Numerical study of dimpled structures on heat transfer deterioration mitigation with supercritical CO2 heated in vertical tube

Abstract

To suppress heat transfer deterioration (HTD) in supercritical CO₂ Rankine cycle, the flow and heat transfer characteristics of supercritical CO₂ in elliptical dimple tubes (ET) are numerically investigated by the Shear-Stress Transport k-ω model in Fluent software. The ET based on a smooth tube with length of 2000 mm and diameter of 9 mm.
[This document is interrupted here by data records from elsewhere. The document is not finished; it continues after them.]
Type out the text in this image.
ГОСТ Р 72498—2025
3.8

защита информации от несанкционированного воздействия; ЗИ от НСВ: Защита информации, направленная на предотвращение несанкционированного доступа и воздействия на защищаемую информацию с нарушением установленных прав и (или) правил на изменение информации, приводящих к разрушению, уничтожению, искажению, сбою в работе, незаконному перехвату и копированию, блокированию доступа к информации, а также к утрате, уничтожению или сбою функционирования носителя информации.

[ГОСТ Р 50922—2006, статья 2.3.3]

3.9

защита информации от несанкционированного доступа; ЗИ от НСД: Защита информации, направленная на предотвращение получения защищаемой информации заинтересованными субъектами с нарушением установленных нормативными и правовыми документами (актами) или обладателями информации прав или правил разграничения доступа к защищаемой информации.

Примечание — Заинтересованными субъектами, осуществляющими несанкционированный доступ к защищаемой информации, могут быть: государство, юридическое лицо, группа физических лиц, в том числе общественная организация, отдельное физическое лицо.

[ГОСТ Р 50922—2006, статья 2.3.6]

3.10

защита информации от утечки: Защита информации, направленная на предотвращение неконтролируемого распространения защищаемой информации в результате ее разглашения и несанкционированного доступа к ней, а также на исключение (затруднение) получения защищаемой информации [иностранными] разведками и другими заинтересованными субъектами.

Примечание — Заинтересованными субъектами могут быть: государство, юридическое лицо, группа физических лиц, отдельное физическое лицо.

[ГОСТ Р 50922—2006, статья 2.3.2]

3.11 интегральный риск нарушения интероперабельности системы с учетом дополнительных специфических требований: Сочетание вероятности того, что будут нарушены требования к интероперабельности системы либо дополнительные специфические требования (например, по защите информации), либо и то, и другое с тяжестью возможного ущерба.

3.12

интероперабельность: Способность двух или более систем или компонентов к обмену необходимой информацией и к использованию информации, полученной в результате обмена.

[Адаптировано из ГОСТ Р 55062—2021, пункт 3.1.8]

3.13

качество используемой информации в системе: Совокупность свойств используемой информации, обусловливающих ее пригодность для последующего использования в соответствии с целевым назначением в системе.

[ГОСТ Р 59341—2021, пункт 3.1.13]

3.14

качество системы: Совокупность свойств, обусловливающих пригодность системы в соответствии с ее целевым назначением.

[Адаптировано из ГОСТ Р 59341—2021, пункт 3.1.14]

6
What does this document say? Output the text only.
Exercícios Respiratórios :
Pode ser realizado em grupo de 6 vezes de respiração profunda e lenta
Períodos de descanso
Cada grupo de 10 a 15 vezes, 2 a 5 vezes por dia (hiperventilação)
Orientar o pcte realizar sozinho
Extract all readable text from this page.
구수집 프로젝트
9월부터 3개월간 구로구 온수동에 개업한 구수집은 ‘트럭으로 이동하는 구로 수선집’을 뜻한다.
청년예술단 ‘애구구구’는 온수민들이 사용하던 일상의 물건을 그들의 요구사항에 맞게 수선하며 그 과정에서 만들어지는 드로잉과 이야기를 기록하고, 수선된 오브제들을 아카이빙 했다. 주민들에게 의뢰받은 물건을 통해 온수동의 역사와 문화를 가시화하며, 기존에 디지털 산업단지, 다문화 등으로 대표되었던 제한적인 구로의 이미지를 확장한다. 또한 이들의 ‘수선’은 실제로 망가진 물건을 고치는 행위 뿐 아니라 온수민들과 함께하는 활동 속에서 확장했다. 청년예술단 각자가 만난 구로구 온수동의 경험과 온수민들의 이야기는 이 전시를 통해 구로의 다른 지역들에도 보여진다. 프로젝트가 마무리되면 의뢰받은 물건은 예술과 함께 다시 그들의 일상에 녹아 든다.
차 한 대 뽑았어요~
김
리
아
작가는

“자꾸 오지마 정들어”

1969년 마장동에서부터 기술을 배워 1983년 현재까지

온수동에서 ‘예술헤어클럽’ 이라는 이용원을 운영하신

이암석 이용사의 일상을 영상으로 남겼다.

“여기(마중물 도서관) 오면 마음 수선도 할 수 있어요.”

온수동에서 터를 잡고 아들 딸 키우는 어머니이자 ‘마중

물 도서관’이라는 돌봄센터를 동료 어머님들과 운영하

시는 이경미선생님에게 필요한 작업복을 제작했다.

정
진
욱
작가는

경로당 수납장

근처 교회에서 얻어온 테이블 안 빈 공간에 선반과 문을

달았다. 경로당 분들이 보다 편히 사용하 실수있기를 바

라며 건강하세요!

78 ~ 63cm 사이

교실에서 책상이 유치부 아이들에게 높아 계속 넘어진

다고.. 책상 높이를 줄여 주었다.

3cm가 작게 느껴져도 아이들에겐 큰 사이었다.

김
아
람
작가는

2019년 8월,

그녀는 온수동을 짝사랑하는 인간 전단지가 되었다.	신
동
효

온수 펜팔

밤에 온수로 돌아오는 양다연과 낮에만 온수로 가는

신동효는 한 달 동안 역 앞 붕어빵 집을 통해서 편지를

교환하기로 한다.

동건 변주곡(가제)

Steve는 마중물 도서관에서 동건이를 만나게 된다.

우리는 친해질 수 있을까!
The operating conditions consist of pressure 8 MPa, mass flux 100–700 kg/(m²∙s), and heat flux 70–300 kW/m². The results indicate that dimples can prevent sharp decrease in radial density near-wall where HTD originally occurs, which mitigates buoyancy effect and improves heat transfer performance. Compared to staggered dimple, inline elliptical dimple tubes exhibit a better heat transfer. Reducing space (p = 10–30 mm) and increasing rows (n = 3–6) of dimples can further improve the effectiveness. At mass flux 300 kg/(m²∙s) and heat flux 70 kW/m², the performance evaluation criterion (PEC) increases by 42.7 % and 34.7 % respectively, while the maximum buoyancy value (Bu_max) decreases by 52.2 % and 28.7 % respectively. Additionally, the Bu_max is highly influenced by ac, which represents the product of dimple width and depth. The optimal ET has a PEC of 2.45 and Bu_max of 6.42 × 10^-5, begin to be affected by buoyancy effect at Bu ≥ 2 × 10^-5 and recovers heat transfer at Bu ≥ 2 × 10^-4. A new heat transfer correlation is developed and over 95 % of data falls in a 30 % accuracy.